Das Geheimnis des Buchstabenwirrwarrs
Je geübter ein Menschen im Lesen ist, desto weniger wird er Wörter Buchstabe für Buchstabe lesen. Vielmehr nimmt er das Wort als Einheit war und versteht dessen Bedeutung. Deshalb ist es für ihn auch nicht schwer, Sätze zu verstehen, in denen die einzelnen Buchstaben der Wörter durcheinander sind. Wichtig ist nur, dass die Anfangs- und Endbuchstaben an der richtigen Stelle sind. Das Gehirn verbindet das Buchstabenwirrwarr dann automatisch zu einem Wort, welches ihm vertraut ist. In der Psychologie kann in diesem Zusammenhang auch von der Apophänie gesprochen werden. Das Gehirn nimmt folglich Bedeutungen war, die in dieser Form real nicht existieren. Ähnlich verhält es sich bei der Befragung von Zeugen.

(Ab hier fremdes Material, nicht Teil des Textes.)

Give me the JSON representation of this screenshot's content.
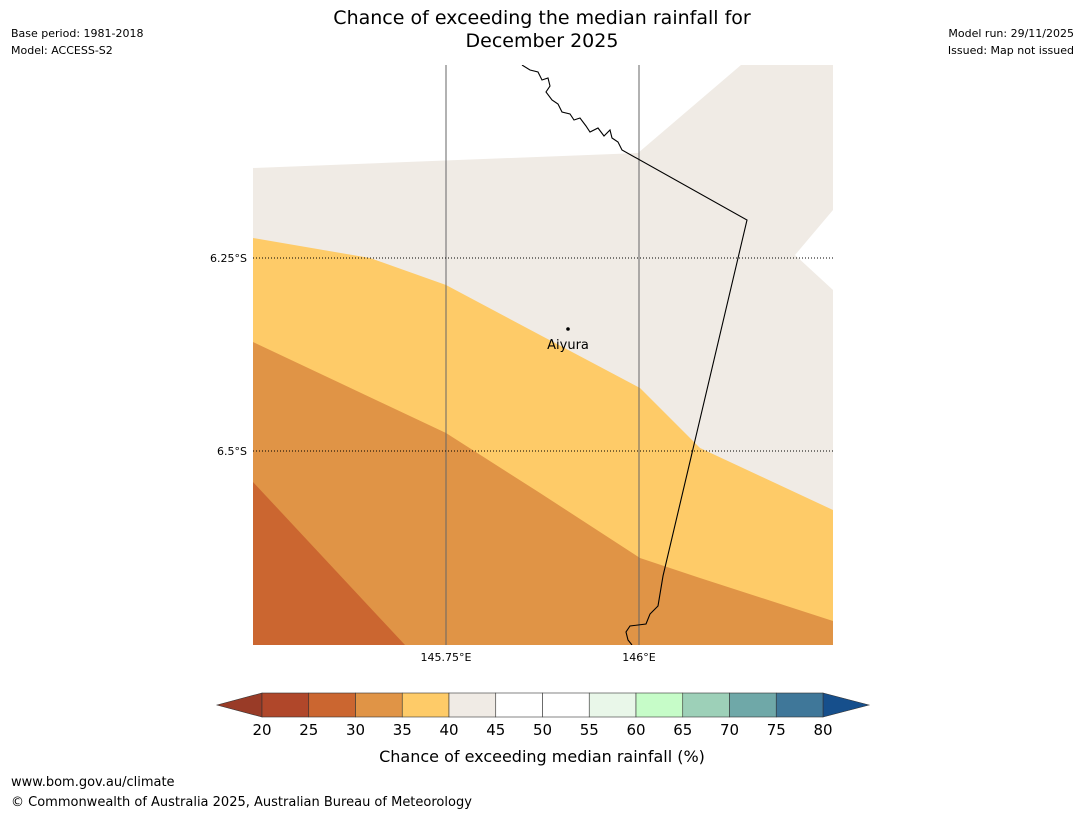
{
  "header": {
    "title_line1": "Chance of exceeding the median rainfall for",
    "title_line2": "December 2025",
    "base_period": "Base period: 1981-2018",
    "model": "Model: ACCESS-S2",
    "model_run": "Model run: 29/11/2025",
    "issued": "Issued: Map not issued"
  },
  "map": {
    "latitude_labels": [
      "6.25°S",
      "6.5°S"
    ],
    "longitude_labels": [
      "145.75°E",
      "146°E"
    ],
    "place": {
      "name": "Aiyura"
    },
    "zone_colors": {
      "c25_30": "#cb6630",
      "c30_35": "#e09446",
      "c35_40": "#fecb68",
      "c40_45": "#f0ebe5"
    }
  },
  "legend": {
    "title": "Chance of exceeding median rainfall (%)",
    "tick_labels": [
      "20",
      "25",
      "30",
      "35",
      "40",
      "45",
      "50",
      "55",
      "60",
      "65",
      "70",
      "75",
      "80"
    ],
    "colors": [
      "#b0472a",
      "#cb6630",
      "#e09446",
      "#fecb68",
      "#f0ebe5",
      "#ffffff",
      "#ffffff",
      "#e9f7e9",
      "#c6fcc8",
      "#9dd0b8",
      "#6fa8a8",
      "#3f7799"
    ],
    "under_color": "#993b27",
    "over_color": "#164f8c"
  },
  "footer": {
    "url": "www.bom.gov.au/climate",
    "copyright": "© Commonwealth of Australia 2025, Australian Bureau of Meteorology"
  }
}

Jedoch besitzt nicht jeder Mensch gleichermaßen die Fähigkeit, aus zusammengewürfelten Buchstaben sinnvolle Wörter zu bilden. Denn die Lesekompetenz hängt ebenso von dem inhaltlichen Kontext des Textes, der jeweiligen Wortlänge und der Kenntnis der Wortbedeutung ab. Einem Mediziner wird es also deutlich leichter fallen, einen Fachtext über Aneurysmen zu lesen als einem Anwalt oder einem Architekten. Zugleich ist wissenschaftlich bewiesen, dass Menschen mit einer höheren Lese-Rechtschreibkompetenz dazu neigen, ihre eigenen Fehler seltener wahrzunehmen. Da sie das Wort als sprachliche Einheit sehen, sind für sie beispielsweise Buchstabendreher quasi unsichtbar.